Toch gaat het eigenlijk om bewustwording in de praktijk. En daar ontbreekt toch nog vaak feeling en kennis: zo werden wij enkele dagen geleden met onze privé-telefoonnummers toegevoegd aan een Whatsappgroep met behoorlijk veel vreemden. Die Whatsappgroep was opgezet namens een vereniging in ons netwerk met het doel om kaarten te verkopen voor een fundraiser. Onze eerste respons: “Aha, datalek!”
Nu zijn wij wellicht vakidioten om dat meteen te denken, maar laten we het even doorlopen:
Als datalek wordt aangemerkt onder meer een inbreuk op de vertrouwelijkheid, wanneer er sprake is van een onbevoegde of onopzettelijke openbaring van, of toegang tot, persoonsgegevens.
Persoonlijke telefoonnummers gelden als persoonsgegeven in de zin van de wet.
Wij zijn zelf geen lid van de vereniging maar een lid van de vereniging heeft onze nummers, zonder onze toestemming toegevoegd aan de groep, met een commercieel/idieëel oogmerk. In Whatsapp kan je van alle toegevoegde leden de nummers zien en opslaan.
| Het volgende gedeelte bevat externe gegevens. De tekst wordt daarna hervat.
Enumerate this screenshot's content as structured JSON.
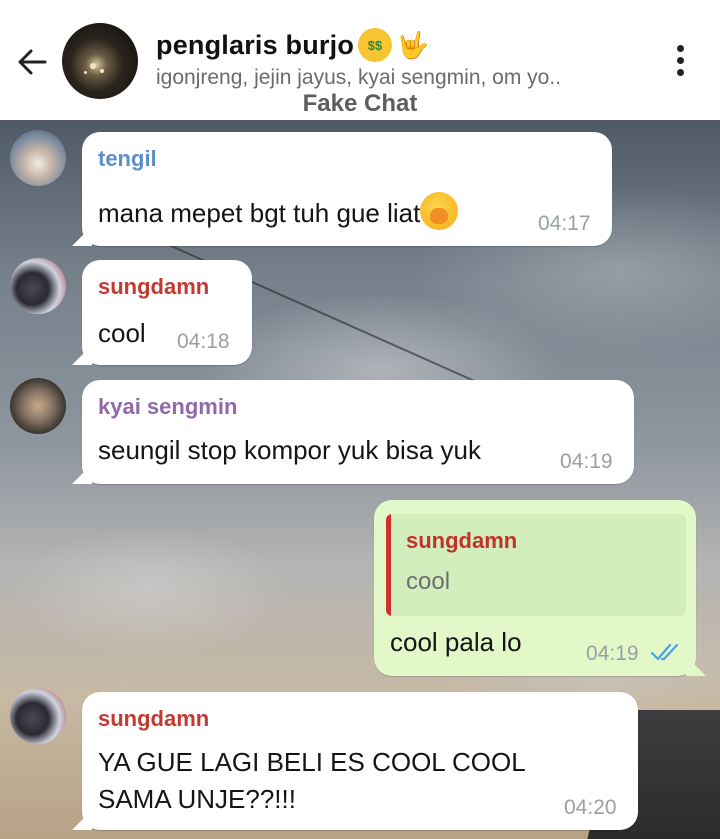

Vaak voegt Whatapp er automatisch een naam of mededeling aan toe bovendien. De vereniging is een rechtspersoon en als zodanig te zien als verwerker van persoonsgevens in de zin van de AVG.
Als we een individueel appje hadden gekregen, dan was er weinig aan de hand geweest. Maar uit een stukje gemakzucht vanuit de vereniging wordt een groep aangemaakt, en dus worden alle telefoonnummers ook met alle andere groepsleden gedeeld. Onze toestemming daartoe ontbreekt, even als een (objectief) gerechtvaardigd belang zijdens de vereniging.
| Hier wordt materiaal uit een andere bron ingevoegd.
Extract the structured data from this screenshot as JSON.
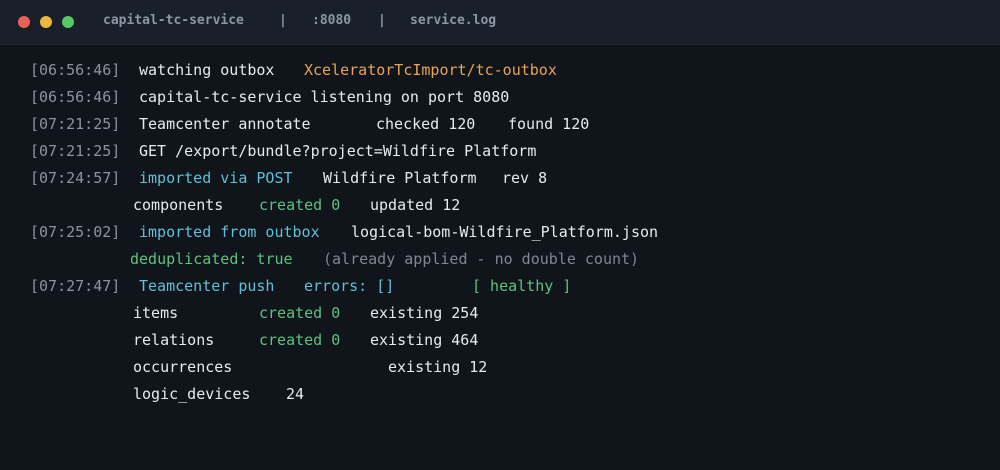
{
  "titlebar": {
    "service": "capital-tc-service",
    "sep": "|",
    "port": ":8080",
    "file": "service.log"
  },
  "lines": [
    {
      "ts": "[06:56:46]",
      "a": "watching outbox",
      "b": "XceleratorTcImport/tc-outbox"
    },
    {
      "ts": "[06:56:46]",
      "a": "capital-tc-service listening on port 8080"
    },
    {
      "ts": "[07:21:25]",
      "a": "Teamcenter annotate",
      "b": "checked 120",
      "c": "found 120"
    },
    {
      "ts": "[07:21:25]",
      "a": "GET /export/bundle?project=Wildfire Platform"
    },
    {
      "ts": "[07:24:57]",
      "a": "imported via POST",
      "b": "Wildfire Platform",
      "c": "rev 8"
    },
    {
      "a": "components",
      "b": "created 0",
      "c": "updated 12"
    },
    {
      "ts": "[07:25:02]",
      "a": "imported from outbox",
      "b": "logical-bom-Wildfire_Platform.json"
    },
    {
      "a": "deduplicated: true",
      "b": "(already applied - no double count)"
    },
    {
      "ts": "[07:27:47]",
      "a": "Teamcenter push",
      "b": "errors: []",
      "c": "[ healthy ]"
    },
    {
      "a": "items",
      "b": "created 0",
      "c": "existing 254"
    },
    {
      "a": "relations",
      "b": "created 0",
      "c": "existing 464"
    },
    {
      "a": "occurrences",
      "c": "existing 12"
    },
    {
      "a": "logic_devices",
      "b": "24"
    }
  ]
}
Naar onze mening is dat een datalek.
Wat zijn dan de gevolgen: Een datalek als het onderhavige zal aan de Authoriteit Persoonsgegevens moeten worden gemeld, evenals aan de betrokkenen (dus alle mensen in de groep). Ook moet de vereniging intern vastleggen dat dit is gebeurd en concrete stappen zetten om herhaling te voorkomen.
Kijkend naar het handelen van de Autoriteit Persoonsgegevens tot nu toe zal een kleine lokale vereniging voor zo’n misser niet snel een boete van tonnen hoeven verwachten. Educatie en bewustwording is uiteindelijk belangrijker. Juist in het alledaagse speelveld is veel winst te behalen als het gaat om verstandig om gaan met persoonsgegevens.
Een persoonlijke noot: uiteraard zijn wij er niet de personen naar om een vereniging een dergelijke actie aan te rekenen en we maken er dan ook geen punt van. We nemen het noch de vereniging in kwestie, noch de persoon die ons toevoegde aan die groep kwalijk. Maar vanuit onze beroepsachtergrond zijn het nu eenmaal voorvallen die ons opvallen.